Friedensarbeit klingt für viele nach Diplomatie, humanitären Missionen oder dem idealistischen Wunsch nach einer besseren Welt. Doch wie sieht dieses Berufsfeld tatsächlich aus? Wer arbeitet in Krisengebieten an ziviler Konfliktbearbeitung, wie herausfordernd ist diese Arbeit wirklich? Und welche Fähigkeiten braucht es, um in einem so komplexen und hoch relevanten Bereich tätig zu sein?
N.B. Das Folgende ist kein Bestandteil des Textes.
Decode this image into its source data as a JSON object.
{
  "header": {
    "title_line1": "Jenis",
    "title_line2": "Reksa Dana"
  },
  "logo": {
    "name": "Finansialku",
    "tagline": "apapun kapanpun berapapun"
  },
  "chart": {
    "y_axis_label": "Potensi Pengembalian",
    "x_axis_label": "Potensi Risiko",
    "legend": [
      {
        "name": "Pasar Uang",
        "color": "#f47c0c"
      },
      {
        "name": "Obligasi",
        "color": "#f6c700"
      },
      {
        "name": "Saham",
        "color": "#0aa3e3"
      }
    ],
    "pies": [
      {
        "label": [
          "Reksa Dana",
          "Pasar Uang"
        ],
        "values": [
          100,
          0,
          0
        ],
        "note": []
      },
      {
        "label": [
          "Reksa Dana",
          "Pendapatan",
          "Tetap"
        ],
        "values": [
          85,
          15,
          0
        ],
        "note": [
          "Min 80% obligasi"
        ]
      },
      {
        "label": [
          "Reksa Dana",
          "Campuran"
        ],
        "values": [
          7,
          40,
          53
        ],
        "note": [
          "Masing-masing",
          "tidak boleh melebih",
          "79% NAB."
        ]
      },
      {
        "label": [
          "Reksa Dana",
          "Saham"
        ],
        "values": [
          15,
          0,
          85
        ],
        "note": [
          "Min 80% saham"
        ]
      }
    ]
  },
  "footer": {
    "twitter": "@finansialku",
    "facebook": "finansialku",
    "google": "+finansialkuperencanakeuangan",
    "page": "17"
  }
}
In dieser Episode sprechen wir mit Lilian Bourke, HR Managerin für internationale Programme bei Pro Peace, einer Organisation, die sich weltweit für Friedensarbeit und zivile Konfliktbearbeitung engagiert. Durch ihre Rolle begleitet Lilian Menschen auf ihrem Weg in die Friedensarbeit und kennt die Realitäten hinter den idealistischen Vorstellungen: von anspruchsvollen Auswahlverfahren über befristete Einsätze bis hin zu den emotionalen und psychologischen Anforderungen, die dieser Beruf mit sich bringt.
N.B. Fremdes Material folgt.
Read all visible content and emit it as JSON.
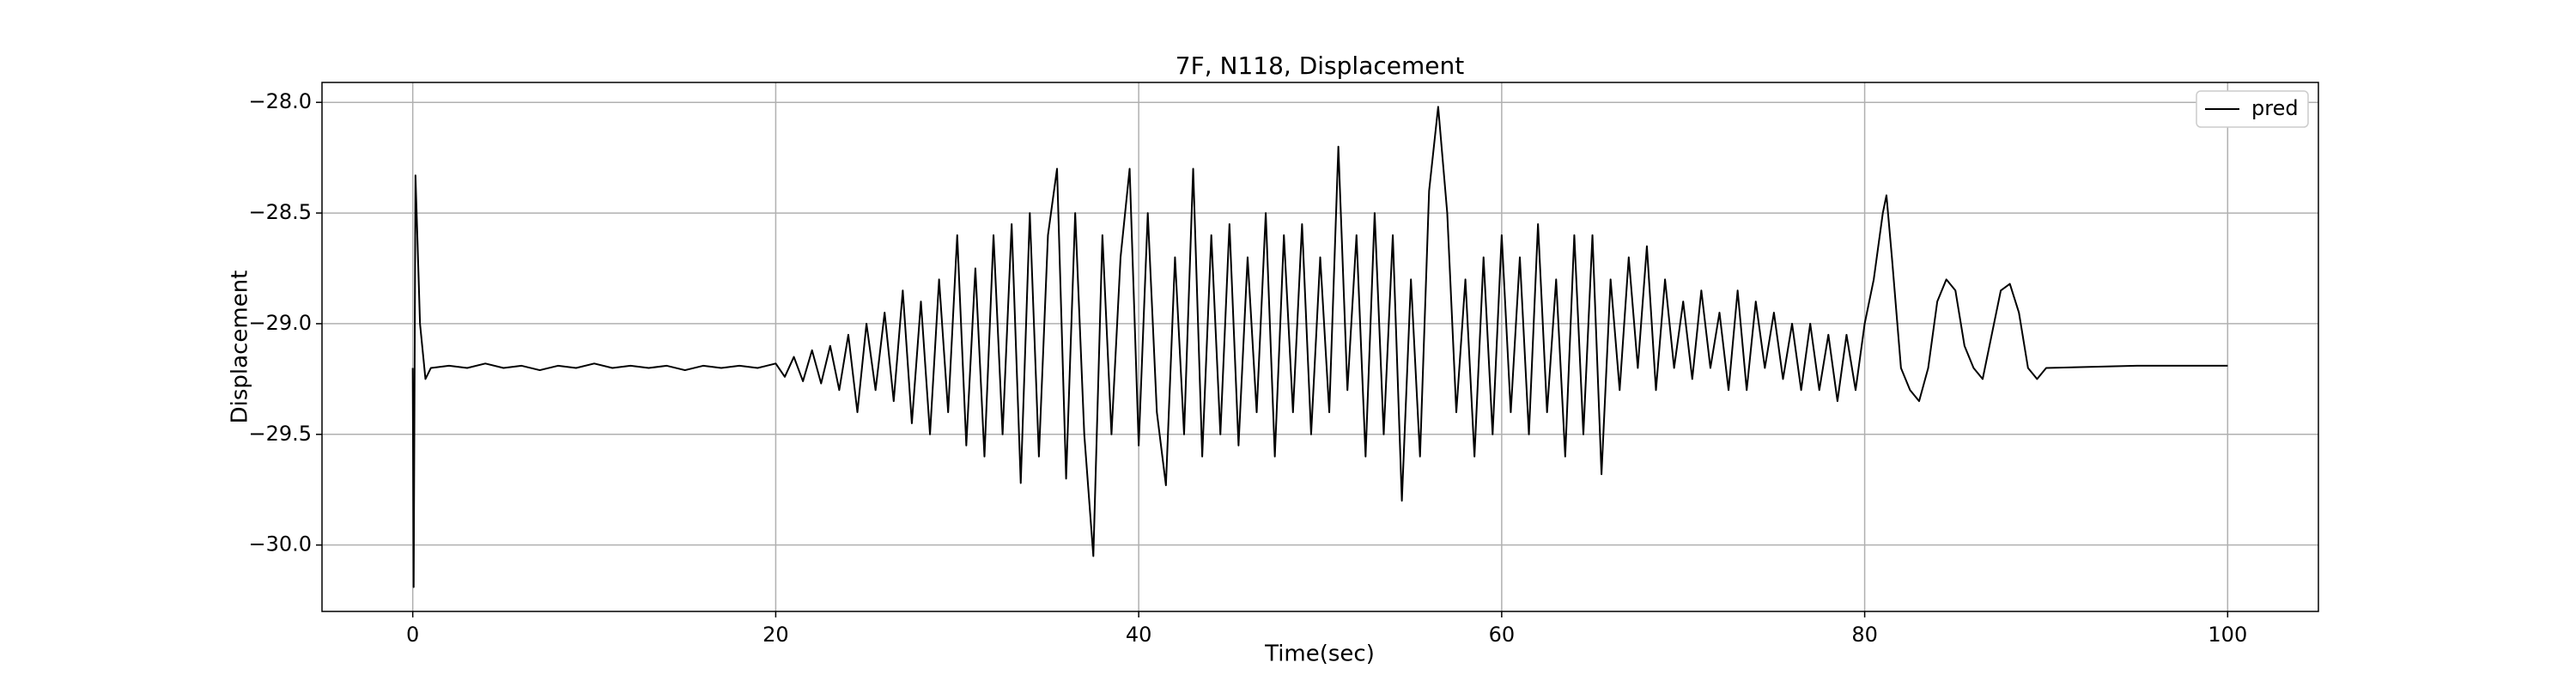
{
  "chart_data": {
    "type": "line",
    "title": "7F, N118, Displacement",
    "x_label": "Time(sec)",
    "y_label": "Displacement",
    "x": [
      0,
      0.05,
      0.15,
      0.4,
      0.7,
      1,
      2,
      3,
      4,
      5,
      6,
      7,
      8,
      9,
      10,
      11,
      12,
      13,
      14,
      15,
      16,
      17,
      18,
      19,
      20,
      20.5,
      21,
      21.5,
      22,
      22.5,
      23,
      23.5,
      24,
      24.5,
      25,
      25.5,
      26,
      26.5,
      27,
      27.5,
      28,
      28.5,
      29,
      29.5,
      30,
      30.5,
      31,
      31.5,
      32,
      32.5,
      33,
      33.5,
      34,
      34.5,
      35,
      35.5,
      36,
      36.5,
      37,
      37.5,
      38,
      38.5,
      39,
      39.5,
      40,
      40.5,
      41,
      41.5,
      42,
      42.5,
      43,
      43.5,
      44,
      44.5,
      45,
      45.5,
      46,
      46.5,
      47,
      47.5,
      48,
      48.5,
      49,
      49.5,
      50,
      50.5,
      51,
      51.5,
      52,
      52.5,
      53,
      53.5,
      54,
      54.5,
      55,
      55.5,
      56,
      56.5,
      57,
      57.5,
      58,
      58.5,
      59,
      59.5,
      60,
      60.5,
      61,
      61.5,
      62,
      62.5,
      63,
      63.5,
      64,
      64.5,
      65,
      65.5,
      66,
      66.5,
      67,
      67.5,
      68,
      68.5,
      69,
      69.5,
      70,
      70.5,
      71,
      71.5,
      72,
      72.5,
      73,
      73.5,
      74,
      74.5,
      75,
      75.5,
      76,
      76.5,
      77,
      77.5,
      78,
      78.5,
      79,
      79.5,
      80,
      80.5,
      81,
      81.2,
      81.5,
      82,
      82.5,
      83,
      83.5,
      84,
      84.5,
      85,
      85.5,
      86,
      86.5,
      87,
      87.5,
      88,
      88.5,
      89,
      89.5,
      90,
      95,
      100
    ],
    "series": [
      {
        "name": "pred",
        "color": "#000000",
        "values": [
          -29.2,
          -30.19,
          -28.33,
          -29.0,
          -29.25,
          -29.2,
          -29.19,
          -29.2,
          -29.18,
          -29.2,
          -29.19,
          -29.21,
          -29.19,
          -29.2,
          -29.18,
          -29.2,
          -29.19,
          -29.2,
          -29.19,
          -29.21,
          -29.19,
          -29.2,
          -29.19,
          -29.2,
          -29.18,
          -29.24,
          -29.15,
          -29.26,
          -29.12,
          -29.27,
          -29.1,
          -29.3,
          -29.05,
          -29.4,
          -29.0,
          -29.3,
          -28.95,
          -29.35,
          -28.85,
          -29.45,
          -28.9,
          -29.5,
          -28.8,
          -29.4,
          -28.6,
          -29.55,
          -28.75,
          -29.6,
          -28.6,
          -29.5,
          -28.55,
          -29.72,
          -28.5,
          -29.6,
          -28.6,
          -28.3,
          -29.7,
          -28.5,
          -29.5,
          -30.05,
          -28.6,
          -29.5,
          -28.7,
          -28.3,
          -29.55,
          -28.5,
          -29.4,
          -29.73,
          -28.7,
          -29.5,
          -28.3,
          -29.6,
          -28.6,
          -29.5,
          -28.55,
          -29.55,
          -28.7,
          -29.4,
          -28.5,
          -29.6,
          -28.6,
          -29.4,
          -28.55,
          -29.5,
          -28.7,
          -29.4,
          -28.2,
          -29.3,
          -28.6,
          -29.6,
          -28.5,
          -29.5,
          -28.6,
          -29.8,
          -28.8,
          -29.6,
          -28.4,
          -28.02,
          -28.5,
          -29.4,
          -28.8,
          -29.6,
          -28.7,
          -29.5,
          -28.6,
          -29.4,
          -28.7,
          -29.5,
          -28.55,
          -29.4,
          -28.8,
          -29.6,
          -28.6,
          -29.5,
          -28.6,
          -29.68,
          -28.8,
          -29.3,
          -28.7,
          -29.2,
          -28.65,
          -29.3,
          -28.8,
          -29.2,
          -28.9,
          -29.25,
          -28.85,
          -29.2,
          -28.95,
          -29.3,
          -28.85,
          -29.3,
          -28.9,
          -29.2,
          -28.95,
          -29.25,
          -29.0,
          -29.3,
          -29.0,
          -29.3,
          -29.05,
          -29.35,
          -29.05,
          -29.3,
          -29.0,
          -28.8,
          -28.5,
          -28.42,
          -28.7,
          -29.2,
          -29.3,
          -29.35,
          -29.2,
          -28.9,
          -28.8,
          -28.85,
          -29.1,
          -29.2,
          -29.25,
          -29.05,
          -28.85,
          -28.82,
          -28.95,
          -29.2,
          -29.25,
          -29.2,
          -29.19,
          -29.19
        ]
      }
    ],
    "xlim": [
      -5,
      105
    ],
    "ylim": [
      -30.3,
      -27.91
    ],
    "xticks": [
      0,
      20,
      40,
      60,
      80,
      100
    ],
    "yticks": [
      {
        "value": -30.0,
        "label": "−30.0"
      },
      {
        "value": -29.5,
        "label": "−29.5"
      },
      {
        "value": -29.0,
        "label": "−29.0"
      },
      {
        "value": -28.5,
        "label": "−28.5"
      },
      {
        "value": -28.0,
        "label": "−28.0"
      }
    ],
    "grid": true,
    "legend": "upper right"
  }
}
Wir sprechen zudem darüber, wie sich Friedensarbeit durch globale Krisen, geopolitische Spannungen und die Folgen der Klimakrise verändert hat. Welche Haltung braucht internationale Zusammenarbeit heute?
Des Weiteren werfen wir einen konkreten Blick hinter die Kulissen des Recruitings bei Pro Peace: Welche persönlichen Kompetenzen zählen oft mehr als formale Abschlüsse? Wie können Berufsanfänger:innen oder Quereinsteigende erste relevante Erfahrungen sammeln? Und woran erkennt Lilian eine wirklich überzeugende Bewerbung?
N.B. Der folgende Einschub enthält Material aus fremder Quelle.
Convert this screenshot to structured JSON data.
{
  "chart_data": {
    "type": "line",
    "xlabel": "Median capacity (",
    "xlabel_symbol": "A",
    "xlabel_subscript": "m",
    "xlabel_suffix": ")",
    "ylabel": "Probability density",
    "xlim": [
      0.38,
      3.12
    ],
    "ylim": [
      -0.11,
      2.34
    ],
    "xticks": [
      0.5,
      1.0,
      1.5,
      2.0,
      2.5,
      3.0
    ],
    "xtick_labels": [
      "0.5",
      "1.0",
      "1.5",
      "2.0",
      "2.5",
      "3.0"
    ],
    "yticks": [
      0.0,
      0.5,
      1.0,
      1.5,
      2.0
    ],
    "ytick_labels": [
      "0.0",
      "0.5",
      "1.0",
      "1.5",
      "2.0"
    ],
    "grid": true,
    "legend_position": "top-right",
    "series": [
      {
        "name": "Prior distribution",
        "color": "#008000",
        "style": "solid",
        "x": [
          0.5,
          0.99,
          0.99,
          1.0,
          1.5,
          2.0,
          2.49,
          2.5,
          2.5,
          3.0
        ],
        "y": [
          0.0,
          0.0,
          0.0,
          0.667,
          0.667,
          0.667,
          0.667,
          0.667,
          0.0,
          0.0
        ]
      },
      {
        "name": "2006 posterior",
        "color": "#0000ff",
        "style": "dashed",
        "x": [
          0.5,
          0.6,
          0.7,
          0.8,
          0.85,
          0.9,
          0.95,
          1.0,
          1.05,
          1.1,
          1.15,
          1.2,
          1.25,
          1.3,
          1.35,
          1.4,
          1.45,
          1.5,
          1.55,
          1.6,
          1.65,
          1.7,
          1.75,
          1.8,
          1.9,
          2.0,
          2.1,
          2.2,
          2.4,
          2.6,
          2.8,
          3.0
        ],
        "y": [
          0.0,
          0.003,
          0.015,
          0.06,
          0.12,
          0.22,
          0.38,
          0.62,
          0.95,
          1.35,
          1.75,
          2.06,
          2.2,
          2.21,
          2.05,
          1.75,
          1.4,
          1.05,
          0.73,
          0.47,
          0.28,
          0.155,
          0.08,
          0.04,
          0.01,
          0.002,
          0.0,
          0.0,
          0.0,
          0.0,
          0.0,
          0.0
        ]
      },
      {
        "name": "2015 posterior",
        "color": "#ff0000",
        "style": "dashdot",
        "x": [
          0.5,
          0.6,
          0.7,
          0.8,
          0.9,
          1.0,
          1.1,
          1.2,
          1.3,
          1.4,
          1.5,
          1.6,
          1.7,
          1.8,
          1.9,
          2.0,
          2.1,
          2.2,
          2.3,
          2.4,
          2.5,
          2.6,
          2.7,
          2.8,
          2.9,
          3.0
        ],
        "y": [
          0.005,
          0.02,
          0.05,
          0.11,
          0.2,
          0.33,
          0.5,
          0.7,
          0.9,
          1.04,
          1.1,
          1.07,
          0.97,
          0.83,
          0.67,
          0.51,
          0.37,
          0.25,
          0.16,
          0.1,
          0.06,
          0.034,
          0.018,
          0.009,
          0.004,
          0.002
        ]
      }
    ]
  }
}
Eine Episode über Friedensarbeit jenseits romantisierender Vorstellungen, über die Menschen hinter internationalen Programmen – und über die Frage, wie berufliches Engagement in einem Feld zwischen Hoffnung, Krisenrealität und globaler Verantwortung konkret zu einer friedlicheren Welt beitragen kann.